Opinion

Fatal Friendships: Gulf monarchies and the price of American patronage

For decades, Gulf rulers mistook access to America for influence, but now, with the Iran war, they finally see they are viewed as disposable on the front lines of the U.S. empire.

Empires do not require invitations. They arrive, impose and endure until, as the anti-colonial struggles of the past demonstrated, they are expelled. That was the grammar of colonialism as it left scars across Asia, Africa and the Middle East: a one-way street paved with extraction, humiliation and the slow suffocation of self-determination

The tragedy of the current Gulf predicament in the Middle East is not that empire persists, but that it has been invited with ceremony, financed with petrodollars and normalized as strategy. The rulers of the Gulf did not resist the imperial embrace. They cultivated it. American bases were not imposed at gunpoint but negotiated, expanded and celebrated as security guarantees. Sovereignty was subcontracted.

This has always been a dangerous illusion. Outsourcing security diminishes sovereignty, and when sovereignty is diluted over time, it is denied. The trade-off was simple and unambiguous, yet also disastrously misunderstood. The United States would project power, whereas the Gulf monarchies would provide territory, capital and political alignment.
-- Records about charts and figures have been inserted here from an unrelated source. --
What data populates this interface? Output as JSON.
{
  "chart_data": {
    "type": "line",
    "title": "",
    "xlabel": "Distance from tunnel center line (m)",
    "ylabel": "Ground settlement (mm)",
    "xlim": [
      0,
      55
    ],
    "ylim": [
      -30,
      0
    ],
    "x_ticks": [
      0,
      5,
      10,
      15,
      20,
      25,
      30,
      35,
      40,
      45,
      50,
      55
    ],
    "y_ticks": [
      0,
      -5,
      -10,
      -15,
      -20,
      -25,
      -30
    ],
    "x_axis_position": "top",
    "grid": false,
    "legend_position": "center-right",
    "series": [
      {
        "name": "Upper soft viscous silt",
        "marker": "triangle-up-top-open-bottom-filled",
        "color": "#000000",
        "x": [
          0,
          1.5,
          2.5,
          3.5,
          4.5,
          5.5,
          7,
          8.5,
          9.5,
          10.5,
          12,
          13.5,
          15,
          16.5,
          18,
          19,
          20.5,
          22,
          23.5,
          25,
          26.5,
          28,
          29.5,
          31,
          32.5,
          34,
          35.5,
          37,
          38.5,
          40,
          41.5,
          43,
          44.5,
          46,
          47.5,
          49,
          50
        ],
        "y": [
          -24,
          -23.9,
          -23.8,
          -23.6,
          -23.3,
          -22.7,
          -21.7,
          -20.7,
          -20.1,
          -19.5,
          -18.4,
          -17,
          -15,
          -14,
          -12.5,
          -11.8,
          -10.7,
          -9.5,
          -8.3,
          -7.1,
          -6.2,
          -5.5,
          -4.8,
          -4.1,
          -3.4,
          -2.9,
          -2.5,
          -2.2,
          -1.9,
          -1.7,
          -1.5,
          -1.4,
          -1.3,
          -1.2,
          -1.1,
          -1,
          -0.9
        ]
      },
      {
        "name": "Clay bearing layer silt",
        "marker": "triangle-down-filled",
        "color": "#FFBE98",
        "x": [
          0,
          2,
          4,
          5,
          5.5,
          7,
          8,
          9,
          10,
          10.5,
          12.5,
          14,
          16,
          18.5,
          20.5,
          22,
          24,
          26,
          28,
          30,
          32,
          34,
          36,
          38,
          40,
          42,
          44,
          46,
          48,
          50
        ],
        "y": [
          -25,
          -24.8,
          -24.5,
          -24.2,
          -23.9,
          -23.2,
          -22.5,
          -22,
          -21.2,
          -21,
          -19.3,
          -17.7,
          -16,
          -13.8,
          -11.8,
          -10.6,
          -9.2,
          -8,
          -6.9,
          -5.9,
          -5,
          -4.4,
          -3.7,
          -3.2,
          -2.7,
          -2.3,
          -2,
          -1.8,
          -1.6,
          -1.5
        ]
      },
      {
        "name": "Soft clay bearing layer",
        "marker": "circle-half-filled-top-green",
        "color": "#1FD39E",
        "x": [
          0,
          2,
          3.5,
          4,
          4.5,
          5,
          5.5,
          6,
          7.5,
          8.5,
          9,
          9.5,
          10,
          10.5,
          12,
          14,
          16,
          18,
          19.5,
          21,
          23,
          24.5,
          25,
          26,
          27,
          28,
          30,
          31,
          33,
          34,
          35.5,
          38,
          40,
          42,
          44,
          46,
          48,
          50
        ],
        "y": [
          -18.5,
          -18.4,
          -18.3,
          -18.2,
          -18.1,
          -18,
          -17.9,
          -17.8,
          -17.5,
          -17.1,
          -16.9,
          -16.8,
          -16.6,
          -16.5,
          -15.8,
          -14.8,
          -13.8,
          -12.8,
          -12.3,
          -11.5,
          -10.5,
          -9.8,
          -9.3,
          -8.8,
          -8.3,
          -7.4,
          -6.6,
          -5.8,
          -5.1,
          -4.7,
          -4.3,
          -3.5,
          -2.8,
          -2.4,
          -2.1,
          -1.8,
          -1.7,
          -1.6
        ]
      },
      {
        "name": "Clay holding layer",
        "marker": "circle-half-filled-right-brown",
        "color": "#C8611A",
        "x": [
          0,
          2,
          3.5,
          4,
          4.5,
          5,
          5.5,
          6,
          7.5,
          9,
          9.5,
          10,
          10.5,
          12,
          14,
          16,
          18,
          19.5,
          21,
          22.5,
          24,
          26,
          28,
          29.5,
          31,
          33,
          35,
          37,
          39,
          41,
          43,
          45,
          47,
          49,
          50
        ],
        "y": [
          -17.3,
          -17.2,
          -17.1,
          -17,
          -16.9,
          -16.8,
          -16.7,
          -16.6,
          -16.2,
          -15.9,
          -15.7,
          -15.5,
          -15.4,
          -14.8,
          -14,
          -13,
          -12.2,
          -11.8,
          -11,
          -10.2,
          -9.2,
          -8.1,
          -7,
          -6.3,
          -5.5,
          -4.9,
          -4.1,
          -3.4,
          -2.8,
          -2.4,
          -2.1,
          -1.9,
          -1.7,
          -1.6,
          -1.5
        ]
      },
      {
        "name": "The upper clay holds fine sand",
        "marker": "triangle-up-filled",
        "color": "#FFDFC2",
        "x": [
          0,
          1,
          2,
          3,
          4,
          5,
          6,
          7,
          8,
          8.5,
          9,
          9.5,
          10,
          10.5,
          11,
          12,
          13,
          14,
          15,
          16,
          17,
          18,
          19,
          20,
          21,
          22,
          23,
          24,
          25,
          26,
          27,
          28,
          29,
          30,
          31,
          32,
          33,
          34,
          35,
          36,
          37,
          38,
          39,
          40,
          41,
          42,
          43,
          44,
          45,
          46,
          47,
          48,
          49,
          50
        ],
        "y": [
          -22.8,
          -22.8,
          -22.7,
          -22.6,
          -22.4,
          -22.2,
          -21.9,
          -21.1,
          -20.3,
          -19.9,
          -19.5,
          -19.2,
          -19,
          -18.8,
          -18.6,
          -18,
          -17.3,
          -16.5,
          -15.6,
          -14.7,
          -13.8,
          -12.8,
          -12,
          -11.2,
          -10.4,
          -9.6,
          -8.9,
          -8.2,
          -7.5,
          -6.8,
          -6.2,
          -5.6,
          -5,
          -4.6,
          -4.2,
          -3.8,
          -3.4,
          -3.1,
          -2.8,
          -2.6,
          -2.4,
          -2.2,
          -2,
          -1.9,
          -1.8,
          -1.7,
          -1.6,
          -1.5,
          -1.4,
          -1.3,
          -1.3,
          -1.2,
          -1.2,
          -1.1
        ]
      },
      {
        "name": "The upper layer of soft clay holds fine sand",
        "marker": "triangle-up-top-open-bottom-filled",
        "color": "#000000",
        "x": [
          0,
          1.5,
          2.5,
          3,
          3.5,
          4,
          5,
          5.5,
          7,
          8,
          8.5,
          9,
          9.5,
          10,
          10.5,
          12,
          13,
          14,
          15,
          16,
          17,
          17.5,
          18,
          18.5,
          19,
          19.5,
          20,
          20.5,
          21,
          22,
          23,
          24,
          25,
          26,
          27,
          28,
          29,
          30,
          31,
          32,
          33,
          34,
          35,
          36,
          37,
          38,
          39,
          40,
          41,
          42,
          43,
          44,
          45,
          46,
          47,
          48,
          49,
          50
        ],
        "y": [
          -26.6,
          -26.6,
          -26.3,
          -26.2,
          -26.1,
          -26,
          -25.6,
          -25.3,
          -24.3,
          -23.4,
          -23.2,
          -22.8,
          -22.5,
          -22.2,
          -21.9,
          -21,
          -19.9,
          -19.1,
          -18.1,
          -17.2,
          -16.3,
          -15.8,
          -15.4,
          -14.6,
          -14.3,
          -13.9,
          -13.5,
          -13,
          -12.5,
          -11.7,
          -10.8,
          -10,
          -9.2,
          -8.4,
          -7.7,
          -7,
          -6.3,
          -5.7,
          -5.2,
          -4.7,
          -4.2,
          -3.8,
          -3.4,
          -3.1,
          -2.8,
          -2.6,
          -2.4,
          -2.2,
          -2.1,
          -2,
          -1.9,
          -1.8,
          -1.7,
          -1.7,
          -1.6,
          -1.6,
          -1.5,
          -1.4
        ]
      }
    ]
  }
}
But the beneficiaries of this arrangement were never symmetrical. It was not a partnership. It was patronage.

The recent confrontation with Iran confrontation with Iran has stripped away the last vestiges of self-deception. When the moment of reckoning arrived, the expectation was clear: Proximity to American power would translate into protection from its consequences. Instead, what emerged was a familiar imperial calculus. American strategy is not an insurance policy for supplicants but an instrument for American interests. In this theater, those interests place Israel front and center, with regional stability a distant and conditional concern. In the case of Saudi Arabia, the United Arab Emirates, and Qatar, they stooped to an unprecedented low, personally enriching the Trump family through business deals that blurred the line between  statecraft and private gain. 

Some Gulf states compounded the misjudgment by formalizing their alignment with Israel. The United Arab Emirates and Bahrain formally established open, institutionalized relations via the Abraham Accords in 2020 that tied their security posture to a regional power in Israel whose conflicts are enduring and combustible.

Others maintain the fiction of distance while practicing proximity. Saudi Arabia, Egypt and Jordan are widely understood to be de facto supplicants, calibrated to the strategic preferences of Washington and Tel Aviv while preserving a veneer of independent posture for domestic consumption and stability, doing just enough to ensure the status quo while avoiding real questions of alignment with their populaces.

But there is a deeper indictment, one that cannot be obscured. At a moment when Gaza has been reduced to rubble, when civilian suffering has been broadcast in relentless detail, these same regimes have demonstrated moral vacancy. Their alignment has not been tempered by principle. It has been accompanied by silence and, at times, complicity. They have neither marshaled meaningful diplomatic resistance nor leveraged their considerable economic power to impose costs for the genocide in the Strip. They have, instead, normalized relations and stabilized the same status quo that many across the world regard as intolerable.

Here, the prescient clarity of former U.S. Secretary of State and National Security Advisor Henry Kissinger intrudes with unsettling precision. It may be dangerous to be America’s enemy, he observed, but to be America’s friend is fatal. The Gulf rulers are now confronting the second half of that aphorism, not as theory, but as lived reality.

For decades, they mistook access to America for influence, proximity for protection and alignment for autonomy. Yet, in moments of crisis, the asymmetry becomes unmistakable. Decisions and priorities are defined elsewhere, with risks borne locally. The imperial center acts; the periphery absorbs.

The absence of respect renders this arrangement even more corrosive. The Gulf was placed on the front line of American strategy and treated as disposable. When U.S. officials implied that the costs of conflict would fall upon these states, the message was unmistakable: This is not a partnership of equals but a hierarchy of convenience. In this formulation, the Gulf is not rendered as a sovereign actor with agency, but as a reservoir of capital, perceived less as a partner than a bag of money to be drawn upon with ease. 

The Gulf rulers now stand at an inflection point. They can persist in the fiction that proximity to American power guarantees security or confront the harder truth that sovereignty cannot be leased, nor legitimacy sustained, without principle. The former path offers temporary reassurance and permanent vulnerability. The latter demands recalibration, independence and, above all, a willingness to align policy with values and human decency. In both instances, the Gulf monarchies have repeatedly proven to be extensions of old colonial projects that keep their people down. The Iran war is a clear message to the Arab despots. I is time for them to decolonize. Little suggests that this will change.

Empires, by their nature, do not prioritize the dignity of those who orbit them. They prioritize their own endurance. The lesson, written plainly across history and now reiterated in the present, is that reliance on imperial power is not a shield. It is a condition.

Conditions, unlike illusions, eventually come due.